What my team member reminded me is that I WAS political. I hit the most political topic I could. I went straight after the number one divisive topic in the country. I got political in the pulpit, and I did it on purpose!

That’s when it hit me: The Gospel is political. Political, by definition, means the public affairs of our country. And while the attempt to keep politics out of the pulpit is noble, I’m beginning to understand it isn’t the mission Jesus put us on.

When Jesus said to “Go out and make disciples of all nations (Matthew 28),” he created an all-encompassing commission. I’m learning that when we separate the core of what we believe from the way we vote/act/respond to the government, we create an area where Jesus is no longer Lord.

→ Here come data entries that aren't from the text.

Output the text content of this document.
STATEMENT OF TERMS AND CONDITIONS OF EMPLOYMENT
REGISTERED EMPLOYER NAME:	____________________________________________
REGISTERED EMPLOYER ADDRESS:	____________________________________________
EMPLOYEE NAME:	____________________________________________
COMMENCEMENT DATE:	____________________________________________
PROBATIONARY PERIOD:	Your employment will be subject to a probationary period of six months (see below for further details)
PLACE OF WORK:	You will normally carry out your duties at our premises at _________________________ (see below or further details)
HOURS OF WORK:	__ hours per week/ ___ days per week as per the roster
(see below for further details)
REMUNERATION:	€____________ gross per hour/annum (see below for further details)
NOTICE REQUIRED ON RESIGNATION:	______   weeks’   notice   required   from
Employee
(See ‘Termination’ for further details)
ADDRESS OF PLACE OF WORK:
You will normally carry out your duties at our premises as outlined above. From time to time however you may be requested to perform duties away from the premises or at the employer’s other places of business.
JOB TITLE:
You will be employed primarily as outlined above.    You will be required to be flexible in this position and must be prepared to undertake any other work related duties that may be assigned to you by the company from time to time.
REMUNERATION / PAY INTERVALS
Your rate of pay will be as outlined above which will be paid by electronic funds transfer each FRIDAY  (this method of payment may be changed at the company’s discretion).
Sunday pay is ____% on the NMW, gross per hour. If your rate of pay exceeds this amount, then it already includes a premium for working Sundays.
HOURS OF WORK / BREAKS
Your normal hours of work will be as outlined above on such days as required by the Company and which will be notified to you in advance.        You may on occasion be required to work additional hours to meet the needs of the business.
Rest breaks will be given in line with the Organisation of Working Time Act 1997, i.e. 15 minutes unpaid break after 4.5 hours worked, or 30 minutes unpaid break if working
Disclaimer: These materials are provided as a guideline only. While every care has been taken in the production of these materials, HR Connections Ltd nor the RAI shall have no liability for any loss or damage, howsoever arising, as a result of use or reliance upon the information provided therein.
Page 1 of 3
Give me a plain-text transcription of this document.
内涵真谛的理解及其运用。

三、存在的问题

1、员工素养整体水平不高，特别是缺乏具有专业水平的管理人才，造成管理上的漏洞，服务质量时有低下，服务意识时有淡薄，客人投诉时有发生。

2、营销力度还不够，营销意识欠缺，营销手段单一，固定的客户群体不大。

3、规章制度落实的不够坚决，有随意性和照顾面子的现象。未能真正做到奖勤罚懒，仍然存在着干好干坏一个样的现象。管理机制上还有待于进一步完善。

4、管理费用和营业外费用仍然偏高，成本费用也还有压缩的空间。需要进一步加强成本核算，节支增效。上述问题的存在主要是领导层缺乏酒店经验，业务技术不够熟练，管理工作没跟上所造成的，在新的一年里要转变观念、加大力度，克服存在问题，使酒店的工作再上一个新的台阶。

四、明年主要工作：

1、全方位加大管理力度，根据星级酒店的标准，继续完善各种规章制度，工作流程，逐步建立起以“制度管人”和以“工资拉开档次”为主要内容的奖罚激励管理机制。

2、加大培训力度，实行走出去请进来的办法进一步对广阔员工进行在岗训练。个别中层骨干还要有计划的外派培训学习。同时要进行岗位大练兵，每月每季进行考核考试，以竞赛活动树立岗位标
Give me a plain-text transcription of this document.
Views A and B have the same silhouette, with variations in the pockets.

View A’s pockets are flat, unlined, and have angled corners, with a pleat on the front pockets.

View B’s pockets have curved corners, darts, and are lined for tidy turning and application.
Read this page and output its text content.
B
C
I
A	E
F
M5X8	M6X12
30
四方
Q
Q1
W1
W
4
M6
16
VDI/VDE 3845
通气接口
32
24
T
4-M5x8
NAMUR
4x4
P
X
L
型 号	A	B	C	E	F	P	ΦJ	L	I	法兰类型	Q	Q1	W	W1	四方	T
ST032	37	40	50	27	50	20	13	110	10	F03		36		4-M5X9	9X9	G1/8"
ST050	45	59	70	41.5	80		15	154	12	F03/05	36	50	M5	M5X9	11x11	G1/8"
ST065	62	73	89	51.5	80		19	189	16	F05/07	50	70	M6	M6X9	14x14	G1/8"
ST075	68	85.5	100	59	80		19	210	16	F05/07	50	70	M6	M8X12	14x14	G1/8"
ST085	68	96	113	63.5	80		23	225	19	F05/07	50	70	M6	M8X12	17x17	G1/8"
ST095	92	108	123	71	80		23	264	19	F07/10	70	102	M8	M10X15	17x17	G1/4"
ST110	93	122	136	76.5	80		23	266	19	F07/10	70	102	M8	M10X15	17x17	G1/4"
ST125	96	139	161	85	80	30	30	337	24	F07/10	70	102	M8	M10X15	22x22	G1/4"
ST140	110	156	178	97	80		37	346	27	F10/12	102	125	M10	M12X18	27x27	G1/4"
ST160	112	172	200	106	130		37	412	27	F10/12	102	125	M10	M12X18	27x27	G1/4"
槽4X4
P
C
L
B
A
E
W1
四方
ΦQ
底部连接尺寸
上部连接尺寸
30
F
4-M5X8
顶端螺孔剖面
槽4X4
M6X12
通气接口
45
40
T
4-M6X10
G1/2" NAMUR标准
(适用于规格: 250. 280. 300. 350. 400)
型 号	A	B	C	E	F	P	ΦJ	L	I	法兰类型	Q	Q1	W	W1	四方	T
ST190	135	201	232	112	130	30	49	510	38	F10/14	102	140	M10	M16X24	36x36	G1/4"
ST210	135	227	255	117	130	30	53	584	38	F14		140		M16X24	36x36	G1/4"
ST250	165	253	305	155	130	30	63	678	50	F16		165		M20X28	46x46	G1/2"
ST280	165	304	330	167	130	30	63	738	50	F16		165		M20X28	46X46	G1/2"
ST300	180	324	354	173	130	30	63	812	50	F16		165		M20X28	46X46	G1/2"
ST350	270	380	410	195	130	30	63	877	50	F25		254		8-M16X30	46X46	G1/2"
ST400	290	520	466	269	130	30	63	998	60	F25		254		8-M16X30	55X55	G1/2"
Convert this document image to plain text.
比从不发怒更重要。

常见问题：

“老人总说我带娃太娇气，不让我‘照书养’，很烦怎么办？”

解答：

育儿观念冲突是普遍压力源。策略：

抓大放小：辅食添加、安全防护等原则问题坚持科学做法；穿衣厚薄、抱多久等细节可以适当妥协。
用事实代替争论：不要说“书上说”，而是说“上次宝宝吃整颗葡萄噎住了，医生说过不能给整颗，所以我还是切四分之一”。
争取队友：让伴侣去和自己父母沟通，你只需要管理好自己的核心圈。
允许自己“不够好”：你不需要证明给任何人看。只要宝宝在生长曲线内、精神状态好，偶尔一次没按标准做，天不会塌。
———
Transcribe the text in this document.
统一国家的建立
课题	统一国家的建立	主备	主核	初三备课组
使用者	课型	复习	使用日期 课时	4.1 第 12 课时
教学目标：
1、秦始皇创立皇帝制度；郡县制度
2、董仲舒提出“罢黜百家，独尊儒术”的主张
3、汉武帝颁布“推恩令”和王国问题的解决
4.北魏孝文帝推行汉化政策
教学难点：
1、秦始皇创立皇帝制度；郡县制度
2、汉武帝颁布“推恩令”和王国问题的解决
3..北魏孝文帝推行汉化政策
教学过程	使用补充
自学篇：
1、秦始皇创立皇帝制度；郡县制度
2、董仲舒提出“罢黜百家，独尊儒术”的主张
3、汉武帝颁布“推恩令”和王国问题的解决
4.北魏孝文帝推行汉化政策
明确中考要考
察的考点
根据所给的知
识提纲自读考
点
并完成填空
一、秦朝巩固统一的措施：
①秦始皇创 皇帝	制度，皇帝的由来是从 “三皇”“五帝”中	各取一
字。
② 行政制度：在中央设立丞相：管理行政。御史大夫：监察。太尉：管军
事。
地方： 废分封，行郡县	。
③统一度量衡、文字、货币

I am a follower of Jesus Christ. I work hard every day to make Jesus Lord of my ENTIRE life. So, from now on I’m going to get political. I am going to purposefully include what I believe in my faith with how I view the politics of our country. I am not going to preach a message every week that has political buzzwords in it, but I’m not going to shy away from it either. I am just going to reflect on the Scripture, and then follow wherever the Spirit takes me.

Before I am a democrat or republican, I am going to choose to be a Christian. I respect the separation of church and state, I understand why the founding fathers would want that to be a value, but the reality for most of us is that we aren’t the state. We are individuals who are trying to figure out how to make sense of a pretty confusing system. These are the moments where we should be leaning on our faith.

I think it’s time for all of us who proclaim to follow Christ to ask ourselves the question: Is Jesus relevant in how I decide my politics?